Keira me miró de frente e inclinó la cabeza hacia un lado. Cuando hace eso, es que tiene algo importante que decirme. Algunas personas adoptan un tono solemne para anunciar las noticias importantes, pero Keira lo que hace es inclinar la cabeza hacia un lado.
—Quiero que Ivory nos dé explicaciones. Pero necesito que seas cómplice de una pequeña mentira…
—¿De qué tipo?
—Quiero hacerle creer que hemos vuelto de Rusia con el tercer fragmento.
—¿Con qué fin? ¿De qué nos sirve eso?
—Para ver si así nos confiesa dónde está el que encontraron en la selva amazónica.
—Nos dijo que no lo sabía.
—Nos ha dicho muchas cosas, pero sobre todo este viejo profesor nos ha ocultado otras muchas. Egorov no se equivocaba del todo cuando acusaba a Ivory de habernos manipulado como a dos marionetas. Si le hacemos creer que tenemos tres fragmentos, no podrá resistir las ganas de completar el puzle. Estoy segura de que sabe mucho más de lo que quiere reconocer.
—Esto me lleva a preguntarme si no eres tú más manipuladora que él.
—Huy, él es mucho más listo que yo, pero no te voy a negar que me gustaría desquitarme.
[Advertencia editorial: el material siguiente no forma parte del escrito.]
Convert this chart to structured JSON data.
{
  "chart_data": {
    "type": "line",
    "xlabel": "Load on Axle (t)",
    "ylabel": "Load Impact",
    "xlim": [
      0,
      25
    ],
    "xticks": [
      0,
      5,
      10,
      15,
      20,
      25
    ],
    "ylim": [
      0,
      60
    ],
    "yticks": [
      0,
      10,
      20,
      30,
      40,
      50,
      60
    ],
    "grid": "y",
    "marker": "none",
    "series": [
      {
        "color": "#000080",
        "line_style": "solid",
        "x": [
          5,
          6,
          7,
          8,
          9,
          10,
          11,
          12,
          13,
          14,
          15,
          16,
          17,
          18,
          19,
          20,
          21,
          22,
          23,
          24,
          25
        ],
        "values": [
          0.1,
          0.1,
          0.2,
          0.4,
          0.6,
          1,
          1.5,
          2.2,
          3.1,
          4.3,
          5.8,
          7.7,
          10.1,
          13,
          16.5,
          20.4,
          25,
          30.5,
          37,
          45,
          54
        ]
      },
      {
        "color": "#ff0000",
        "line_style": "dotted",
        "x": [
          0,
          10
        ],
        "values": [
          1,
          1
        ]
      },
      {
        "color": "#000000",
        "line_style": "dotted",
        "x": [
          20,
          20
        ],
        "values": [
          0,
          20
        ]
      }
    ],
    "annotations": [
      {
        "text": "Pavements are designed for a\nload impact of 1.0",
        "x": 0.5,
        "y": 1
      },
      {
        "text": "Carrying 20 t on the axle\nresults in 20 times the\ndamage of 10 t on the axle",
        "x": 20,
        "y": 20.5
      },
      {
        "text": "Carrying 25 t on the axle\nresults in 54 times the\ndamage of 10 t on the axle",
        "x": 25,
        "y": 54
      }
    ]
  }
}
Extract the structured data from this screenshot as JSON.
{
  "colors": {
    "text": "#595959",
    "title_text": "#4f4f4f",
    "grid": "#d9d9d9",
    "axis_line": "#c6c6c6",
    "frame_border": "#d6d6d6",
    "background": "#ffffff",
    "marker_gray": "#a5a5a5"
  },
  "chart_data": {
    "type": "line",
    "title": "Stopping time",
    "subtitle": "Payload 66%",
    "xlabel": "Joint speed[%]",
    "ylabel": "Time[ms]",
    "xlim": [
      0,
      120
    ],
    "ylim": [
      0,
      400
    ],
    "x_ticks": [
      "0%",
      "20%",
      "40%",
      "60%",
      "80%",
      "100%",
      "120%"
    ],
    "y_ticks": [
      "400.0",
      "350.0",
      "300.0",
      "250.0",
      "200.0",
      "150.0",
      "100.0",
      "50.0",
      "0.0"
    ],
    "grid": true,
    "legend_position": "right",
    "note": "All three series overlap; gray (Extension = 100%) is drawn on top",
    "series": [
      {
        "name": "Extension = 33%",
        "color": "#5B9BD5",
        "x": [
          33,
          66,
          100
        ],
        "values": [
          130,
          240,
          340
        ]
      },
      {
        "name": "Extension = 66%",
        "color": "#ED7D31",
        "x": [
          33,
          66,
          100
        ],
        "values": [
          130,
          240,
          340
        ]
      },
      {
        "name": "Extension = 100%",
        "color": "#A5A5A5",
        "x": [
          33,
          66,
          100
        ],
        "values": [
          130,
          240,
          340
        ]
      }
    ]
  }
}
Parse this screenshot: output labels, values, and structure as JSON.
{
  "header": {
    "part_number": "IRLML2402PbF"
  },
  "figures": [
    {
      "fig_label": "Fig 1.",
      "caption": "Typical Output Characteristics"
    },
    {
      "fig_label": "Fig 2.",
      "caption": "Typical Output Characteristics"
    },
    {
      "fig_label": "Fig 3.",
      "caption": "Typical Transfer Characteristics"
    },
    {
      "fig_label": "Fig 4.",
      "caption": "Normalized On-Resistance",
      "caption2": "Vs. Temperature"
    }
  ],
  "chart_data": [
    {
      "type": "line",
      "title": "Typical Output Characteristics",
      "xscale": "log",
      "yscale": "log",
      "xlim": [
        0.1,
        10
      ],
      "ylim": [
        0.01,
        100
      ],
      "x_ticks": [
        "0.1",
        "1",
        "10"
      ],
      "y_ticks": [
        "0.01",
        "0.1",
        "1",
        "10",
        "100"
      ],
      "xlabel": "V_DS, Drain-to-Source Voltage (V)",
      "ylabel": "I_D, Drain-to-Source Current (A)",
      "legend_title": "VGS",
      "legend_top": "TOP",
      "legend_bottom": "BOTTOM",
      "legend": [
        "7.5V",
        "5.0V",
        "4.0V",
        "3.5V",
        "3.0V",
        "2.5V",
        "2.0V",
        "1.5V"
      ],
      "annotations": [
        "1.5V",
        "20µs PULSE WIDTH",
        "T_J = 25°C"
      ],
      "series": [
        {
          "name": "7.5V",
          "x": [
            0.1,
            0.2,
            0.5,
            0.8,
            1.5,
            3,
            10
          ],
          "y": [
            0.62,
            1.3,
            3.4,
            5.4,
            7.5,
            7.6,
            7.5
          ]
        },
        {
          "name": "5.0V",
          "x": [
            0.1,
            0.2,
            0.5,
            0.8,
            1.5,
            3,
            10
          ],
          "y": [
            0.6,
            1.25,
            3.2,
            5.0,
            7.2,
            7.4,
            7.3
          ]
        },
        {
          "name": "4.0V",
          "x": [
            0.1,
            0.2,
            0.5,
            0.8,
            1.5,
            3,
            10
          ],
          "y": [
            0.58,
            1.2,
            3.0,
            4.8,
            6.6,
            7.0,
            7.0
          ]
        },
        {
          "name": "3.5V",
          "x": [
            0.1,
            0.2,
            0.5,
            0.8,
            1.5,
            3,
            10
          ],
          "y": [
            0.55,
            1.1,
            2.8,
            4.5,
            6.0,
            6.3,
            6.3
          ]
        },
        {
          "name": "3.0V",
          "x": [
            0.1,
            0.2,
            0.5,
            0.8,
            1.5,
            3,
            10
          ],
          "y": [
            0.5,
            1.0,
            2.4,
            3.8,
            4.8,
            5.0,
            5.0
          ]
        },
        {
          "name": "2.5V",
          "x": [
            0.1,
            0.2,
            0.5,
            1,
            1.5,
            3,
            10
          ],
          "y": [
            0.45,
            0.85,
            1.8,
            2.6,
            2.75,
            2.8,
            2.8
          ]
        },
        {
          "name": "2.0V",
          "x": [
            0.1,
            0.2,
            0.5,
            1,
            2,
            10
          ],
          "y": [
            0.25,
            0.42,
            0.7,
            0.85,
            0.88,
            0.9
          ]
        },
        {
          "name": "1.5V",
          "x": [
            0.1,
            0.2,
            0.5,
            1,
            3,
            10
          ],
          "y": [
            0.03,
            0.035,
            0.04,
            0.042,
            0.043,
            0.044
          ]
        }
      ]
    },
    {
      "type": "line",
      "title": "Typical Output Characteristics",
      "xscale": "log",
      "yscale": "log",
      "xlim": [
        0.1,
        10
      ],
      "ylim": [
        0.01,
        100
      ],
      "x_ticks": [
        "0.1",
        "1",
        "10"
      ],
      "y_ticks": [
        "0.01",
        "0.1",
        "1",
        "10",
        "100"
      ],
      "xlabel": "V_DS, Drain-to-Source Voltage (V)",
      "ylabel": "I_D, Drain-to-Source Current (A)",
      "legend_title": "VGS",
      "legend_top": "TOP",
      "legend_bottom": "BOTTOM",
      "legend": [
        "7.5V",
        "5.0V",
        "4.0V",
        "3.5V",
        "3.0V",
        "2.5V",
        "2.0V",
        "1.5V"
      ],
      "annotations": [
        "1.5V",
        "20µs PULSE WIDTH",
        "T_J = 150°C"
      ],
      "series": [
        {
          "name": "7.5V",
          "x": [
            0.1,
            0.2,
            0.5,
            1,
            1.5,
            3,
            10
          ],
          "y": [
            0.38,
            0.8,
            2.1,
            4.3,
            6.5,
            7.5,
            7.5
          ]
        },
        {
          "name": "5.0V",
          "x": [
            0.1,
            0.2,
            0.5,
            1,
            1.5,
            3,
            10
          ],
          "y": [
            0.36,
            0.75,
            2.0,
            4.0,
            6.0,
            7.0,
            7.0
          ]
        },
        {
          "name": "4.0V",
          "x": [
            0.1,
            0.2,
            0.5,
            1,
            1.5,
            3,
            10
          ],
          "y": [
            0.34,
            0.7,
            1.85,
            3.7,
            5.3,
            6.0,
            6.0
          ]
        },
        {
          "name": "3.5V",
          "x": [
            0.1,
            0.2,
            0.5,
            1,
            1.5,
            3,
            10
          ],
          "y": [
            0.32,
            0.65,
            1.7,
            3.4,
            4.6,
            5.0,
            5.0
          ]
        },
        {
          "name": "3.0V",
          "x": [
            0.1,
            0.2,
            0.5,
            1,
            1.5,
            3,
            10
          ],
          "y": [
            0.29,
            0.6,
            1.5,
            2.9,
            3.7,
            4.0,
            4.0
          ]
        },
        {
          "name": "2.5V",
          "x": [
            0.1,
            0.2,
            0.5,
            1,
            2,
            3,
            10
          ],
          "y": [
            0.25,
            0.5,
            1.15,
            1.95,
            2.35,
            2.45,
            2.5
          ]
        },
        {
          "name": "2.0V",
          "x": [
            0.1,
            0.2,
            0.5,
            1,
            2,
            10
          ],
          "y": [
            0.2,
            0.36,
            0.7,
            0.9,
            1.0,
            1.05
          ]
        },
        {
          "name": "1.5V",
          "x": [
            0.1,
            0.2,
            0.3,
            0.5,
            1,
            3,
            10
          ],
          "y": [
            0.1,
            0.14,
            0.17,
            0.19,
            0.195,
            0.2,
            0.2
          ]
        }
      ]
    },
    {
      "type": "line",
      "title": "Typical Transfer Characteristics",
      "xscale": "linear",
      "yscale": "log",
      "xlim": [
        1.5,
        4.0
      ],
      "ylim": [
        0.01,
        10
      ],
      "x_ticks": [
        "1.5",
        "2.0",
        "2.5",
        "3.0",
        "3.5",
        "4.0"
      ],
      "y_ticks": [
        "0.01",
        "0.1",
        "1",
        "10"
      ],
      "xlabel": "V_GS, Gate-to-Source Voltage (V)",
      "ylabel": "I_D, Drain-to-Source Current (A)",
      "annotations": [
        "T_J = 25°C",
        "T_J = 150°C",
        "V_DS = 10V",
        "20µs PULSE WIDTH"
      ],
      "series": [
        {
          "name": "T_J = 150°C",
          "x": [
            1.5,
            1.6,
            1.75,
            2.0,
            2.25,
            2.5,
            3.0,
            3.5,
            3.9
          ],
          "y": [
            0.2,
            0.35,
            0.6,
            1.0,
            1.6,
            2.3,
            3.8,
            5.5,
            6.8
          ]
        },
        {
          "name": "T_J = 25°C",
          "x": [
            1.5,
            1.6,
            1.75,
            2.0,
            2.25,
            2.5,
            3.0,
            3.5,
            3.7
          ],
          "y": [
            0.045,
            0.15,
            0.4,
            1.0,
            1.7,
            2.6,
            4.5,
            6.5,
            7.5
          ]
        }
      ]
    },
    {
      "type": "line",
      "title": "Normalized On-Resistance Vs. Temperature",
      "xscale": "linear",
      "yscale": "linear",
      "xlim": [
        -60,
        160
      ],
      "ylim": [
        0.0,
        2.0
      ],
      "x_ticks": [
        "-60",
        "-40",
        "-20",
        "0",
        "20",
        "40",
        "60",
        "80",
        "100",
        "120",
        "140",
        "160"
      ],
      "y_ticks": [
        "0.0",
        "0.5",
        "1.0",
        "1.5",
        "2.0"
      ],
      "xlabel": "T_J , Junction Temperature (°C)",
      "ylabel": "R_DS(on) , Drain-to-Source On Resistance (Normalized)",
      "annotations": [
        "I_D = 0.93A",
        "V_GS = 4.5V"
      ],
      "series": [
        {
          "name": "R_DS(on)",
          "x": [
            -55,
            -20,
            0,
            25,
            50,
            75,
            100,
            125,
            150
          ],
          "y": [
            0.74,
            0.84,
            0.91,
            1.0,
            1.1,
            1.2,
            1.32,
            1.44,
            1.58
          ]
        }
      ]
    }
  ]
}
—Vale, pongamos que conseguimos convencerlo de esta mentira, y pongamos que nos dice dónde se encuentra el cuarto fragmento; con todo seguiría faltando el que está en algún lugar de la meseta de Man-Pupu-Nyor, por lo que el mapa celeste estaría incompleto. Así que, ¿para qué tanto esfuerzo?
—Sólo porque le falte una pieza a un puzle no quiere decir que no vayamos a poder ver la imagen entera. Cuando descubrimos restos fosilizados, rara vez están completos, por no decir nunca. Pero a partir de una cantidad suficiente de huesos adivinamos cuáles son los elementos que faltan y conseguimos reconstituir el esqueleto, o incluso el cuerpo entero. Así que añade el fragmento de Ivory a los dos que ya tenemos y quizá puedas comprender lo que se supone que ese mapa debe revelarnos. De todas formas, a menos que me digas que quieres pasar el resto de tus días en este pueblecito y dedicarte a pescar todo el día, no veo otra solución.
—¡Vaya una idea, ni se me había pasado por la cabeza!
De vuelta en el hostal, lo primero que hizo Keira fue llamar a su hermana. Estuvieron un buen rato hablando. No le contó nada de nuestra aventura en Rusia, se limitó a decirle que estábamos los dos en Saint-Mawes, y que a lo mejor iría pronto a París. Preferí dejarlas hablar a solas. Bajé al bar del hostal y pedí una cerveza mientras esperaba a Keira. Se reunió conmigo una hora más tarde. Dejé el periódico — que estaba leyendo y le pregunté si había podido hablar con Ivory.
—Niega tajantemente haber tenido la más mínima influencia en nuestra investigación, casi se ha ofendido cuando le he sugerido que estaba jugando conmigo desde el primer día, cuando lo conocí en el museo. Parecía sincero, pero con todo no estoy muy convencida.